The Times said that following a White House visit earlier this month by Egypt’s President Abdel Fattah el-Sisi, the administration “directed national security and diplomatic officials to find a way to place sanctions on the group.”
According to the paper, Sisi “urged” President Donald Trump to make the move during a private meeting during his visit, and the President “responded affirmatively,” agreeing “it would make sense.”
The Times also said the decision has caused infighting at the White House, including during a meeting held last week by the National Security Council that included top officials from different departments.
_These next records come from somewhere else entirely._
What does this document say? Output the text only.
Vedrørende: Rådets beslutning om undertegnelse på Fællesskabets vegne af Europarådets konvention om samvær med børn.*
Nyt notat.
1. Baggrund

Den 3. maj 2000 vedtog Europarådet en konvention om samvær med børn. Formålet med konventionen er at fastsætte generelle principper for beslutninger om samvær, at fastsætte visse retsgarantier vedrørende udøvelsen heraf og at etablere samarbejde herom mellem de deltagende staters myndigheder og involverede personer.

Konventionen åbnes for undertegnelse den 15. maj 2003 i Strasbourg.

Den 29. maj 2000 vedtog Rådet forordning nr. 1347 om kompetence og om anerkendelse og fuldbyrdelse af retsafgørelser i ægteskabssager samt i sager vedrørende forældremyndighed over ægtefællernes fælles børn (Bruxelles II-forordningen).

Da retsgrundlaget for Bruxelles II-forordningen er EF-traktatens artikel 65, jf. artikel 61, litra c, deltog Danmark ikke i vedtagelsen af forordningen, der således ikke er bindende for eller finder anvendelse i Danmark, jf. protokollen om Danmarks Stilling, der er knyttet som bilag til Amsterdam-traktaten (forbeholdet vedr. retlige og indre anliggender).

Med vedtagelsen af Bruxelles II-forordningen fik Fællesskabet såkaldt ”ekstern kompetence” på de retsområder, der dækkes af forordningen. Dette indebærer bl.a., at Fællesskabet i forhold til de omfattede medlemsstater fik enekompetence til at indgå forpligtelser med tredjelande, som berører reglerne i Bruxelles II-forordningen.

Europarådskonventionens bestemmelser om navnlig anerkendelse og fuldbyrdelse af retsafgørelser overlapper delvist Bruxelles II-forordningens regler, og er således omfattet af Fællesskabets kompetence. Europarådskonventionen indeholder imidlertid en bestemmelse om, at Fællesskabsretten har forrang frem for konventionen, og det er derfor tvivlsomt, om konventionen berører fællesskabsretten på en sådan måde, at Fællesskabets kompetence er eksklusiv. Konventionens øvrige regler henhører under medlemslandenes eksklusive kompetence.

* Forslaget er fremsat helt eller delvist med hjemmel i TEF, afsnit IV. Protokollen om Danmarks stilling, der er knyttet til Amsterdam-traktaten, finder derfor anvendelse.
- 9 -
National security adviser John Bolton and Secretary of State Mike Pompeo are supportive of the decision, the paper said, but the Defense Department, longtime national security staff and others have “voiced legal and policy objections.”
The paper said people opposed to the idea “have been scrambling to find a more limited step that would satisfy the White House.”
The Brotherhood, a political and social organization that calls for a society based on Islamic law, renounced violence decades ago and affiliated groups in Turkey, Tunisia and Morocco have joined the political process. Most notably, the Brotherhood won Egyptian elections in 2012 after the fall of Hosni Mubarak and ruled the country until President Mohammed Morsi was overthrown in a popular revolt supported by the military.
The Times noted that Sisi “helped lead a coup in 2013 that deposed” Morsi, and that Egypt designated the group a terrorist organization a few years back. The paper also noted that the potential designation could be damaging to the US’ relationship with Turkey, where President Recep Tayyip Erdogan is a strong supporter of the Muslim Brotherhood.
According to the Times, less than a month into Trump’s presidency in 2017, the administration considered designating the group a terrorist organization, as well as the Iranian Revolutionary Guard Corps. The President formally designated the Iranian Revolutionary Guard Corps a Foreign Terrorist Organization earlier this month.